Tuesday, 25 October 2011

Dr Doctor with pulmonary oedema.

The rest of yesterday's on call shift went rather well. I was called to see a patient I had treated for pulmonary oedema on Friday when he was admitted. He had had a stroke and a proper swallow assessment hadnt been done so he had been made nil by mouth and not received any of his oral medication to stop him going into heart failure again over the weekend, so he promptly went back into heart failure and was feeling awful. It would have been helpful if one of the nurses doing the drugs round had alerted a doctor that he couldnt take his meds.

I examined him and wrote up the same treatment he had had on Friday - 40mg IV Furosemide and 2.5mg IV diamorphine.

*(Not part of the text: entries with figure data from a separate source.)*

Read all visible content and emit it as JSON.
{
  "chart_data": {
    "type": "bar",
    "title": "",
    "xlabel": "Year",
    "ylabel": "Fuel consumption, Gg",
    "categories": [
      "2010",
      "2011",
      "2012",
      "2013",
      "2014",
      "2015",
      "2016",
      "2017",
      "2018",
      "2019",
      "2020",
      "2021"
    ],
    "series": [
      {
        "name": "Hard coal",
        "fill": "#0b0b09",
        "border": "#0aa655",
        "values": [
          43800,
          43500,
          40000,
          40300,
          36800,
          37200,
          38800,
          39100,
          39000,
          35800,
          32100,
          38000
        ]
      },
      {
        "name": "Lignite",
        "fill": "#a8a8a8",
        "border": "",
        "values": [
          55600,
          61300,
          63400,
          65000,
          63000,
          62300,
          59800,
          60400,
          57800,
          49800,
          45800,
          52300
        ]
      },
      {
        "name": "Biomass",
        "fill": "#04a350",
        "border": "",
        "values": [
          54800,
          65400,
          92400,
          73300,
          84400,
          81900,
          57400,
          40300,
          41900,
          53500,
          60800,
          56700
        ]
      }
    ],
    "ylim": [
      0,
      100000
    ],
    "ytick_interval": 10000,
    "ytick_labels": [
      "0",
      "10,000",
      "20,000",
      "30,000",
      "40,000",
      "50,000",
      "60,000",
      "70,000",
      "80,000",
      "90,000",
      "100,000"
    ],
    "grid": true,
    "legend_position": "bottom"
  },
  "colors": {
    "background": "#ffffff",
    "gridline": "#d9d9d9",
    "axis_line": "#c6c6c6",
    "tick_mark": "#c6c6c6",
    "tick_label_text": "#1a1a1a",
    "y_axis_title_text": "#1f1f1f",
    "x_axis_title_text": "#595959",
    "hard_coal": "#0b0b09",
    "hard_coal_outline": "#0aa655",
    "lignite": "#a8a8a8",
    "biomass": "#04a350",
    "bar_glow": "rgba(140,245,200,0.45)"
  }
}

I repeated the CXR and did an ABG. He was quite tachycardic and said he had chest pain so did an ECG. Asked nurses to do hourly obs and monitor fluid input/output.

I was slightly concerned this chap might also have a pulmonary embolism as the ECG showed sinus tachycardia, the chest pain sounded pleuritic (worse on taking a deep breath),  his ABG had a very low PaO2 [7.6 EEK increase the oxygen!] and I found a tender right calf on examination. Quite difficult to know what to do about this as therapeutic dose clexane is contraindicated with a large ischaemic stroke as it carries a high risk of bleeding. He probably wasnt a candidate for inferior vena caval filters (to prevent a thrombus travelling from a DVT in the leg to the lungs). 

Decided to discuss with the med reg, who came to see the patient. She suggested starting a GTN infusion because the patient's blood pressure was stable at 150 systolic (GTN is likely to drop the BP considerably so should be started with caution.) She also said well done, which gave me some reassurance that I do have a vague idea about what I'm supposed to be doing!